In the summer of 2018, an email was sent to staff at one Bartlett department, warning that if they failed to enact immigration checks on international students, they could be liable to a personal fine of £20,000. This was in the context of increased hostility towards and surveillance of international students at UCL: according to The Guardian, lecturers had been advised to carry out ‘random spot checks’ on their students’ identity documents, along with other forms of attendance monitoring. 

When Unis Resist Borders Controls (URBC)—an advocacy and activist group for refugees and migrants in UK universities—published a screenshot of the email on twitter, the Dean of the Bartlett responded by saying that the email had been sent out ‘in error’ and that this was not Bartlett policy. This response was confusing—how can you threaten your staff with a £20,000 fine by mistake?

In response, BREAK//LINE invited URBC to lead a participatory workshop at the Bartlett around the ways in which the hostile environment policy is enacted in higher education institutions, from seemingly passive measures such as attendance monitoring to more explicitly violent actions such as the abandonment of vulnerable staff and students when complications in legal status arise.  

During the workshop, Sanaz Raji and Sam Solomon shared the URBC ‘migrantfesto’, which includes calls for free education, free movement and free healthcare for all migrants, as well as the call for migrants to be able to take legal recourse against institutions without any impact on their visa status, and for universities to pay for legal support for students and staff facing detention and deportation. The ‘migrantfesto’ makes the demand for an end of surveillance culture on campus and an end to universities working with and/or investing in the arms trade, prisons, fossil fuels and private security firms.  

We also covered the history of the hostile environment policy—as we learnt from Sanaz and Sam, the hostile environment is a series of policies designed to make life as difficult as possible for undocumented migrants, but has impacts on those who have legal rights too. Sam and Sanaz showed some of the ways in which the hostile environment manifests in Higher Education environments through restrictive instruments and practices: limits on the number of hours that people can work; surveillance and monitoring of people’s lives (international students from certain countries have to register and give police details of their address and contact details); restrictions on the number of days people can spend outside of the UK; restrictions on funding based on immigration status/nationality; and limits on the number of unauthorized absences people can take without being reported to the Home Office. 

Sanaz and Sam linked these limitations on the actions of migrant students to attempts to control student activism: in the 1970s and 1980s, student activism in the UK was often led and supported by migrant students, and restrictive measures consequently have roots in the desire to quell activism in academic spaces. This has become particularly apparent recently, when restrictions on unauthorised absences for migrant staff became important during University strikes: members of staff on visas feared that going on strike could jeopardise their immigration status, or applications for future visas or residency. While the law has recently changed to allow migrants the right to take strike action, there is still the danger that pay deductions made as a result of strikes could take migrant staff below the required pay thresholds for their visa status. 

While universities often attempt to justify their actions by claiming to be following the law, different universities have different practices of monitoring and surveillance.
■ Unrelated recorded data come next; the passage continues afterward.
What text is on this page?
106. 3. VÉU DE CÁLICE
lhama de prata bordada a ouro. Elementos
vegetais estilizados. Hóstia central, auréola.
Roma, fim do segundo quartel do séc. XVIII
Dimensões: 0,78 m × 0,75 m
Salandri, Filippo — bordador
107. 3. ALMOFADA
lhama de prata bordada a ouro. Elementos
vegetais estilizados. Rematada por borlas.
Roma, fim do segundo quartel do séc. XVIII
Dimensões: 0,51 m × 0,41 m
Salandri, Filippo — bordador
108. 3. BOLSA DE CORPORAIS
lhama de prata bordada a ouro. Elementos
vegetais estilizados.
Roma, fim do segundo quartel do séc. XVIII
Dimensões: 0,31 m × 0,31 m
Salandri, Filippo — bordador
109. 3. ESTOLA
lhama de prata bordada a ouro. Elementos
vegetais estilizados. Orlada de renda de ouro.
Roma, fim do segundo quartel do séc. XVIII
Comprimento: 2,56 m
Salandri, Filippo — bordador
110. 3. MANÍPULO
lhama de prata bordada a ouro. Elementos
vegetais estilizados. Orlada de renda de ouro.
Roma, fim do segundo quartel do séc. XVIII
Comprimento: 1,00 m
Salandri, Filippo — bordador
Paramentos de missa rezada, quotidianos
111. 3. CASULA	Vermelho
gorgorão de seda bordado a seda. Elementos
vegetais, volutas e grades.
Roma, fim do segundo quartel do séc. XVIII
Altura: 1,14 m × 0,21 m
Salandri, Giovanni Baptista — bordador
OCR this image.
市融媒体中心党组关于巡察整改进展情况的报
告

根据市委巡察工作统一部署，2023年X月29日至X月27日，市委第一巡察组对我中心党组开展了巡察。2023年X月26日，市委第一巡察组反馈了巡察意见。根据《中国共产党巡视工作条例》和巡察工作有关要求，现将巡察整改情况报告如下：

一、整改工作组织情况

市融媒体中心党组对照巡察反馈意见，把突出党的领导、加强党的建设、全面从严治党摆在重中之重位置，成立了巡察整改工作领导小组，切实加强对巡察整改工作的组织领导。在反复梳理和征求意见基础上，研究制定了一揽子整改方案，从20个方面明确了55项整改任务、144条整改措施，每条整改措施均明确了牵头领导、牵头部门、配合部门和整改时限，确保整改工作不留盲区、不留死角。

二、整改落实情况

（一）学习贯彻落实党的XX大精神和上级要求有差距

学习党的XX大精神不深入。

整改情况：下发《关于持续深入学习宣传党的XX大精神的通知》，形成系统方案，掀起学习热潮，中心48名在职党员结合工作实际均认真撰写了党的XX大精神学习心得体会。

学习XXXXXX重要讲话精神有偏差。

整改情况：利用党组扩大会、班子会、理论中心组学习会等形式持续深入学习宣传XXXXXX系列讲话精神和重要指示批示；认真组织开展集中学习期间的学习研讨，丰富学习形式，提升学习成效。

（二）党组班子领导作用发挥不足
Often, universities enforce stricter measures than required by law because they fear the government will remove their ability to sponsor international students, whose fees are crucial to university funding. This shows the entanglement of university financing and exclusionary policies: if higher education was free, universities could avoid their current position, where they are encouraged to treat their students and staff with hostility to maintain an income. 

In the final section of the workshop, we discussed possible actions in response to the hostile environment in higher education. We encourage people to join URBC (you can find them @unisnotborders on twitter) to coordinate the resistance: coordinated efforts linking across platforms and institutions bring bigger gains and stronger movements! 

Sam and Sanaz also encouraged us to have conversations about how hostility is enacted across different departments and crucially to show active solidarity with students and staff affected by detention, deportation and other restrictions posed by hostile environment policies. Those in more secure positions have greater power and a responsibility in the interests of us all to build an equitable, fair academic environment.  This workshop was open and freely available to all, including the general public, and was supported by donations which were made by members of Bartlett staff to BREAK//LINE.